Saturday, April 25, 2015

3 pm EDT

Art Historian Barbara Rose, Chief Curator Emeritus Douglas Dreishpoon, and Artist Tony DeLap. Photograph by Tom Loonan.

FREE with museum admission
FREE for Members
Auditorium

Critic and art historian Barbara Rose and Albright-Knox Chief Curator Emeritus Douglas Dreishpoon will engage artist Tony DeLap in a conversation around his long and distinguished career. A six-minute trailer, created for the occasion by director Dale Schierholt from his film on DeLap, will prime the conversation.

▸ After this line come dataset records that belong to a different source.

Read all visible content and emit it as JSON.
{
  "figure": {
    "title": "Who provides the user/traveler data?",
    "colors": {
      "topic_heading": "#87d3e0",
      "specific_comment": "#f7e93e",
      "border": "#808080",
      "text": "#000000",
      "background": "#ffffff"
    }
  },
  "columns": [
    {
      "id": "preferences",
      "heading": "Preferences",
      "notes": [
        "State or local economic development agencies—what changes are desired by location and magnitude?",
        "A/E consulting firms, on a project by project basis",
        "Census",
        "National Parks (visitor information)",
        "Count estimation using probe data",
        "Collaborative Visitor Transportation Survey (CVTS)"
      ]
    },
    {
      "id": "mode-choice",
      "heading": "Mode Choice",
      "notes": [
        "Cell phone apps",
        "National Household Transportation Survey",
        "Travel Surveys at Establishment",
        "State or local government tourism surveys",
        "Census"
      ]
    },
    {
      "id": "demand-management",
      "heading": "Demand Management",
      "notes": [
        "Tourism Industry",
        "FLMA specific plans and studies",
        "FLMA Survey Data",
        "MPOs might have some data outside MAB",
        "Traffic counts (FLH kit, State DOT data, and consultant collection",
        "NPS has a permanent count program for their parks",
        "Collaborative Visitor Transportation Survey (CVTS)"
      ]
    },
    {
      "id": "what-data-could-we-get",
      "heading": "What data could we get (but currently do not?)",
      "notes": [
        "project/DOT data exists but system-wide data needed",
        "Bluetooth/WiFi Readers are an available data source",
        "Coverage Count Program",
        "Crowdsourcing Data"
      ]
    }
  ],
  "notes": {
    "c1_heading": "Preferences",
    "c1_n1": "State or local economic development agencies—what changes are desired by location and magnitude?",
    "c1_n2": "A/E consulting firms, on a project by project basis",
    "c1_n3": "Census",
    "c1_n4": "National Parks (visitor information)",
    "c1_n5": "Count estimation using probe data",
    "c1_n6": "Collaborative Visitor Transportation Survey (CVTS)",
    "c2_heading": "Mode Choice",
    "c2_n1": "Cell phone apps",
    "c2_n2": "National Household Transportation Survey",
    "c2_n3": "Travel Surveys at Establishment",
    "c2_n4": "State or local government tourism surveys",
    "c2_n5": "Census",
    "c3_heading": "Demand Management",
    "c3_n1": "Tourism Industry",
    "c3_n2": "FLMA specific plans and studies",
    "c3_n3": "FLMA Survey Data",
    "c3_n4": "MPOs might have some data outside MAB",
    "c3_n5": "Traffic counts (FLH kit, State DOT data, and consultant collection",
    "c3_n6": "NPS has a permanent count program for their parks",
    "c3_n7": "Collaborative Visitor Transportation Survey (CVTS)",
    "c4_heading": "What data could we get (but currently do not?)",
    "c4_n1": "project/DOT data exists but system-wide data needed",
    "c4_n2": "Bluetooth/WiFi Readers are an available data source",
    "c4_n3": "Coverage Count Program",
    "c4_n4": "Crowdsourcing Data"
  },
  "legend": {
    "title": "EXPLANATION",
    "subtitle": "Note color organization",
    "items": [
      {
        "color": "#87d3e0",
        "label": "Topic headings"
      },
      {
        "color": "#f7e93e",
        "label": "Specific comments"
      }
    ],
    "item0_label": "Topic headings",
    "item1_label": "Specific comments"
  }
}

A legendary figure in Californian art, Tony DeLap (born 1927) was associated with Los Angeles’ 1960s Finish Fetish school (alongside the likes of Craig Kaufman and Larry Bell), and has been a mentor to some of California’s most notable artists, including Bruce Nauman, James Turrell, and John McCracken, who all studied with him. Where many artists of the Finish Fetish school eschewed the material facture of their works, DeLap has almost always chosen to construct his work himself, meticulously producing freestanding sculptures in aluminum, fiberglass, lacquer, Plexiglas, resin, and molded plastics and fabrics. He followed a path of Geometric abstraction and Minimal art embracing the principles of limited color, geometry, precise craftsmanship, and intellectual rigor. DeLap was included in the two shows that helped to define the Minimalist movement—Primary Structures at the Jewish Museum (1966) and American Sculpture of the Sixties at the Los Angeles County Museum of Art (1967)—and his work brilliantly merges the austerity of Minimalism with Op art illusionism. A monograph recently published by Radius Books, with a foreword by Douglas Dreishpoon and a substantial text by Barbara Rose, fleshes out the full spectrum of DeLap’s achievements.

Critic, art historian, and teacher Barbara Rose is one of the foremost authorities on modern American art. Since the 1960s Rose has been a formidable presence in the art world, writing about timely subjects with insight and clarity. Her landmark survey of Twentieth-Century American painting and sculpture, American Art Since 1900, set the bar for serious work in this burgeoning field, and her essays and reviews on contemporary art, published in Art InternationalArt in AmericaArtforum, as well as the many museum catalogues she has authored, likewise provide new portals of understanding to the diverse arts of the post–World War II period.

Copies of Tony DeLap: Paintings, Sculptures & Works on Paper (Radius Books, 2014) will be available in Shop AK during this weekend's events.